La Norvegia è sempre più multietnica

 

NORVEGIA – Per alcuni è suonato è un allarme, per altri è la naturale conseguenza di un fenomeno mondiale che non può essere fermato. Parliamo di uno studio del Centro statistico norvegese secondo il quale entro il 2040 la popolazione di Oslo per metà avrà origine straniera. Oggi nella capitale norvegese vivono circa 170.000 persone non norvegesi o con origini non norvegesi: entro una trentina d’anni il numero potrebbe più che raddoppiare, superando le 380.000 unità.
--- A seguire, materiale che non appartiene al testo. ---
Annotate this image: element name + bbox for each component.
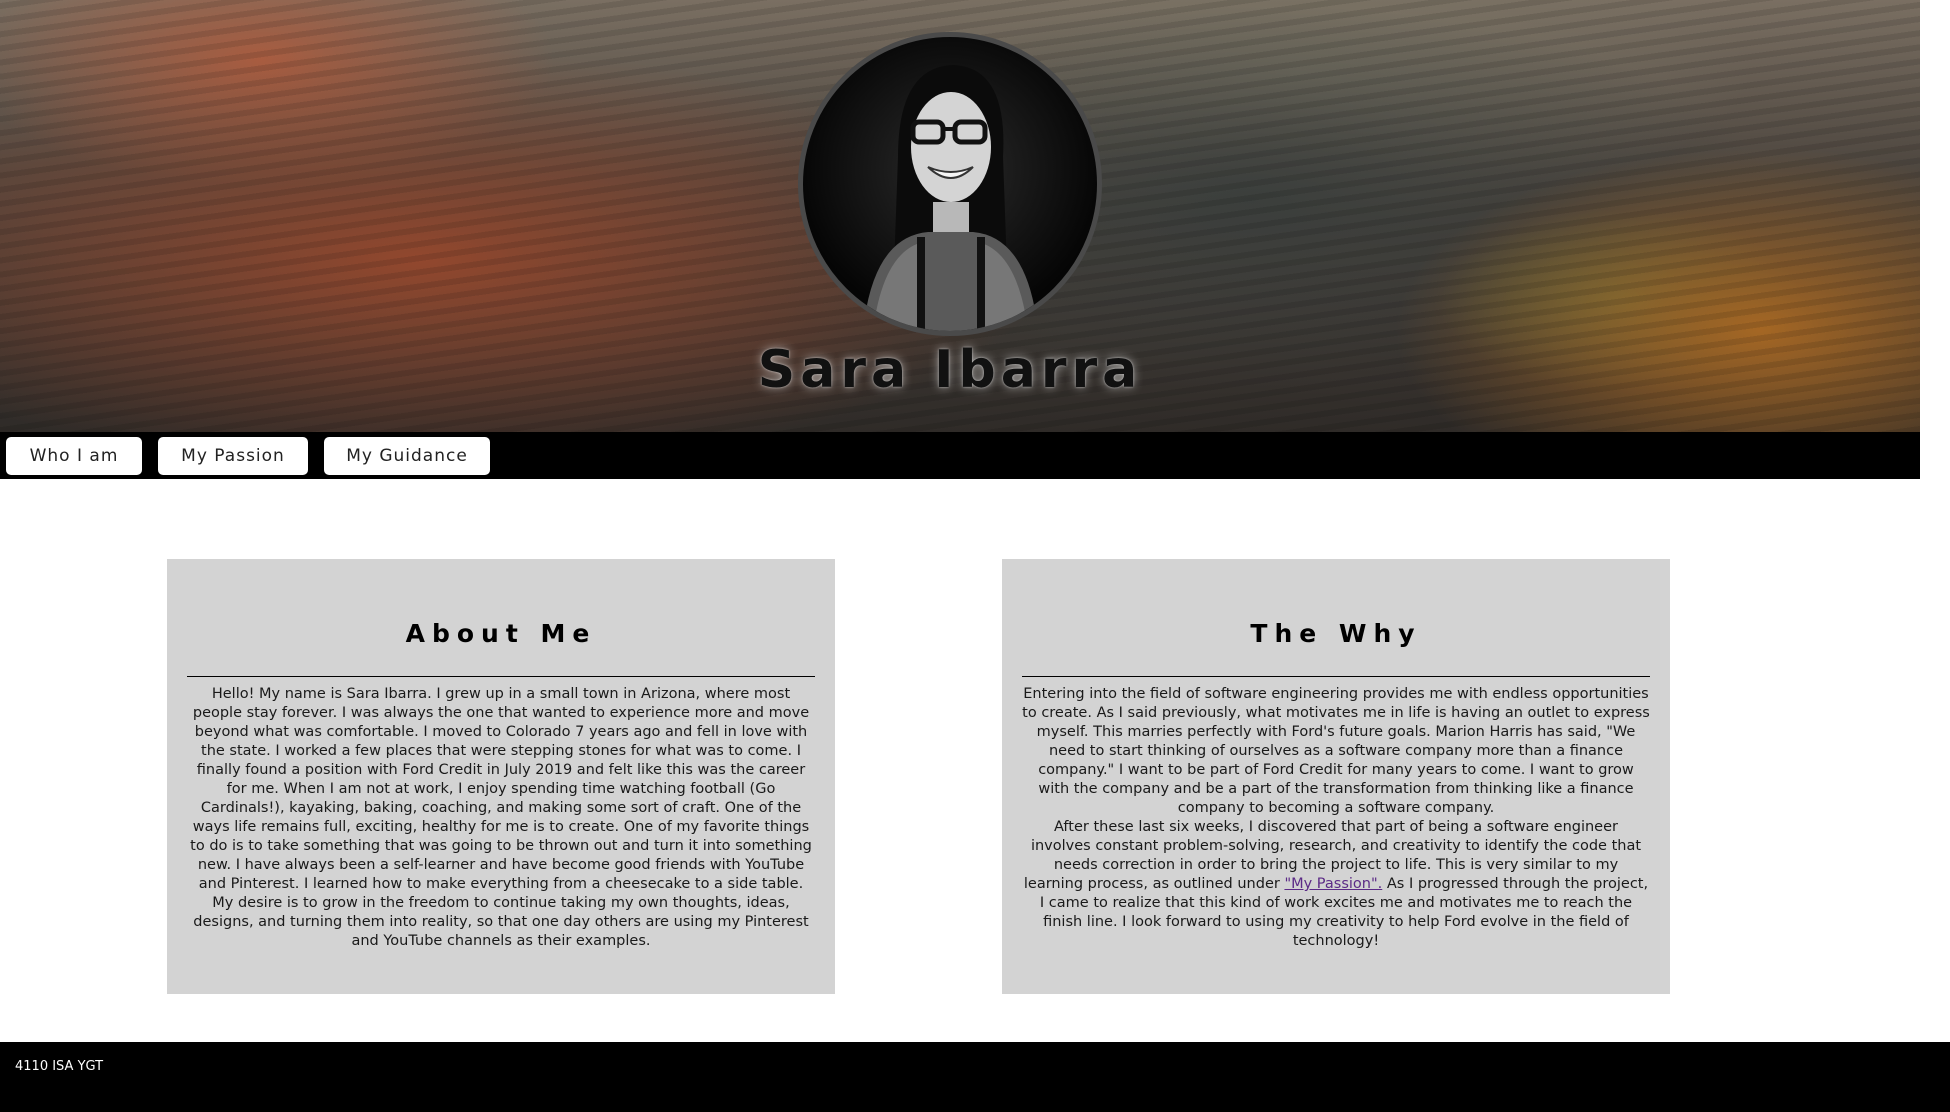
about-me-card: About Me Hello! My name is Sara Ibarra. …	[167, 559, 835, 994]
profile-photo	[798, 32, 1102, 336]
main-nav: Who I am My Passion My Guidance	[0, 432, 1920, 479]
the-why-divider	[1022, 676, 1650, 677]
the-why-paragraph-1: Entering into the field of software engi…	[1022, 686, 1650, 816]
my-passion-link[interactable]: "My Passion".	[1284, 876, 1382, 892]
the-why-paragraph-2: After these last six weeks, I discovered…	[1022, 818, 1650, 951]
page-title: Sara Ibarra	[757, 340, 1143, 400]
hero-banner: Sara Ibarra	[0, 0, 1920, 432]
about-me-text: Hello! My name is Sara Ibarra. I grew up…	[190, 686, 812, 949]
nav-button-my-guidance[interactable]: My Guidance	[324, 437, 490, 475]
profile-photo-icon	[863, 65, 1038, 331]
the-why-card: The Why Entering into the field of softw…	[1002, 559, 1670, 994]
about-me-divider	[187, 676, 815, 677]
footer-text: 4110 ISA YGT	[15, 1059, 104, 1074]
the-why-heading: The Why	[1250, 619, 1422, 648]
nav-button-my-passion[interactable]: My Passion	[158, 437, 308, 475]
about-me-heading: About Me	[405, 619, 597, 648]
nav-button-who-i-am[interactable]: Who I am	[6, 437, 142, 475]
footer: 4110 ISA YGT	[0, 1042, 1950, 1112]
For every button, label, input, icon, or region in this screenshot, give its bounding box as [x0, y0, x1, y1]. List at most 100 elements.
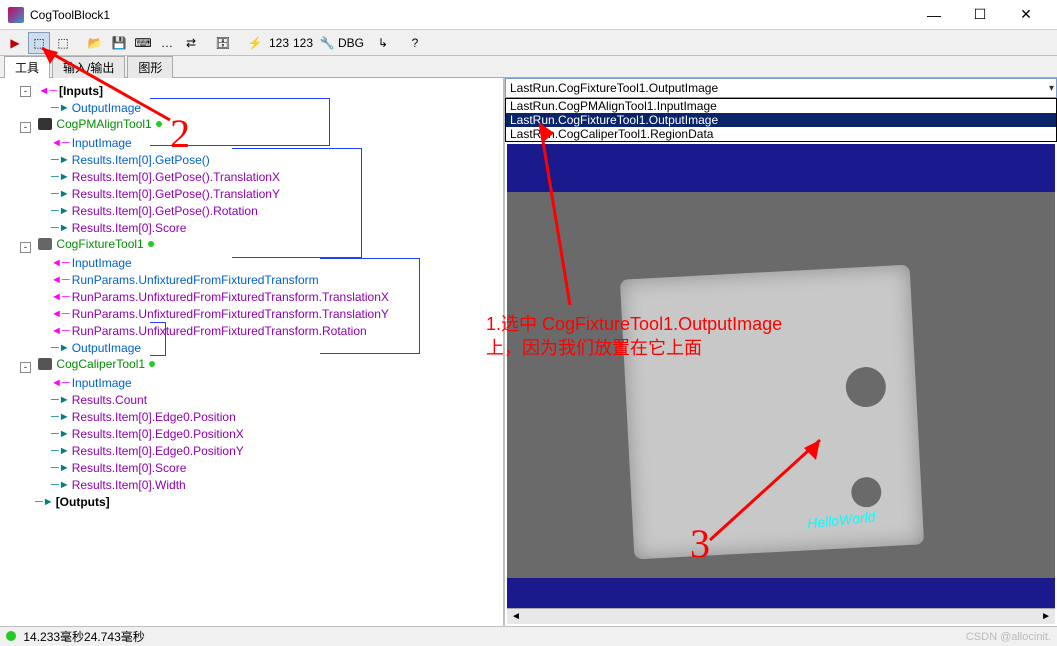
arrow-out-icon: ─►	[51, 152, 70, 168]
status-dot-icon	[148, 241, 154, 247]
toolbar-btn-1[interactable]: ⬚	[28, 32, 50, 54]
status-dot-icon	[6, 631, 16, 641]
combo-option[interactable]: LastRun.CogCaliperTool1.RegionData	[506, 127, 1056, 141]
arrow-out-icon: ─►	[51, 220, 70, 236]
tree-toggle-icon[interactable]: -	[20, 86, 31, 97]
scroll-left-icon[interactable]: ◄	[511, 611, 521, 622]
tree-runparams-ty[interactable]: RunParams.UnfixturedFromFixturedTransfor…	[72, 306, 389, 322]
tool-tree-pane[interactable]: - ◄─[Inputs] ─►OutputImage - CogPMAlignT…	[0, 78, 505, 626]
tree-runparams-tx[interactable]: RunParams.UnfixturedFromFixturedTransfor…	[72, 289, 389, 305]
arrow-in-icon: ◄─	[51, 272, 70, 288]
scroll-right-icon[interactable]: ►	[1041, 611, 1051, 622]
tree-toggle-icon[interactable]: -	[20, 122, 31, 133]
image-viewer[interactable]: HelloWorld ◄ ►	[507, 144, 1055, 624]
toolbar-btn-10[interactable]: 123	[268, 32, 290, 54]
arrow-out-icon: ─►	[51, 100, 70, 116]
save-button[interactable]: 💾	[108, 32, 130, 54]
app-icon	[8, 7, 24, 23]
tree-inputimage3[interactable]: InputImage	[72, 375, 132, 391]
tree-getpose-tx[interactable]: Results.Item[0].GetPose().TranslationX	[72, 169, 280, 185]
fixture-icon	[38, 238, 52, 250]
toolbar-btn-2[interactable]: ⬚	[52, 32, 74, 54]
combo-option[interactable]: LastRun.CogPMAlignTool1.InputImage	[506, 99, 1056, 113]
arrow-in-icon: ◄─	[38, 83, 57, 99]
toolbar-btn-13[interactable]: DBG	[340, 32, 362, 54]
help-button[interactable]: ?	[404, 32, 426, 54]
toolbar-btn-5[interactable]: ⌨	[132, 32, 154, 54]
tree-e0posy[interactable]: Results.Item[0].Edge0.PositionY	[72, 443, 244, 459]
arrow-out-icon: ─►	[51, 443, 70, 459]
toolbar-btn-7[interactable]: ⇄	[180, 32, 202, 54]
tree-fixture[interactable]: CogFixtureTool1	[56, 236, 143, 252]
arrow-in-icon: ◄─	[51, 289, 70, 305]
status-time: 14.233毫秒24.743毫秒	[23, 630, 144, 644]
watermark-text: CSDN @allocinit.	[966, 631, 1051, 643]
open-button[interactable]: 📂	[84, 32, 106, 54]
arrow-out-icon: ─►	[51, 340, 70, 356]
arrow-in-icon: ◄─	[51, 306, 70, 322]
toolbar-btn-14[interactable]: ↳	[372, 32, 394, 54]
tree-getpose-ty[interactable]: Results.Item[0].GetPose().TranslationY	[72, 186, 280, 202]
tree-inputs[interactable]: [Inputs]	[59, 83, 103, 99]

In tutto il paese, nel 2040 potrebbero essere oltre un milione e mezzo quelli di origine straniera, a fronte degli attuali 600.000. In pratica passeranno dal 12% di oggi al 24%. Ma è soprattutto la capitale a diventare un simbolo, in questa vicenda: come testimoniano i numeri, con la sua rapida crescita Oslo sta attirando sempre più stranieri. Qualcuno ha espresso preoccupazione. Siv Jensen, leader del Partito del Progresso, quello che più di tutti ha impostato la propria piattaforma politica sulla lotta all’immigrazione, ha affermato che più stranieri arriveranno nel paese, più sarà difficile integrarli. Stian Berger Røsland, capogruppo de la Destra nel consiglio municipale di Oslo, è più cauto: “Capisco che qualcuno possa essere preoccupato” ha affermato, come riporta il The Foreign, “ma questa è una tendenza mondiale, e la Norvegia non ne è esclusa”.

La gente, per ora, non sembra spaventata dalla prospettiva: tra i cittadini di Oslo, ad esempio, il 38% pensa che la propria vita non cambierà, il 23% è convinto che la città trarrà benefici dall’arrivo di altri immigrati. Va precisato che la popolazione della capitale è naturalmente più aperta nei confronti degli stranieri, considerato che ci vive a contatto ogni giorni. Già oggi tantissimi stranieri lavorano a Oslo: si tratta di insegnanti, ingegneri, medici, infermieri. Considerato il progetto comunale di rimettere mano al sistema scolastico, costruendo nuove scuole, la presenza qualificata degli stranieri rappresenta un elemento indispensabile.

La sfida dunque – per la capitale Oslo ma non solo – è quella di riuscire a gestire questo flusso migratorio con delle politiche dell’integrazione che siano il più efficienti possibile. Ma andranno considerati anche aspetti prettamente urbanistici. La maggior parte degli stranieri che arriva in Norvegia va a vivere a Oslo perché ritiene di poter contare su servizi migliori. La città di sta espandendo velocemente: strade, alloggi, servizi saranno temi fondamentali nei prossimi anni.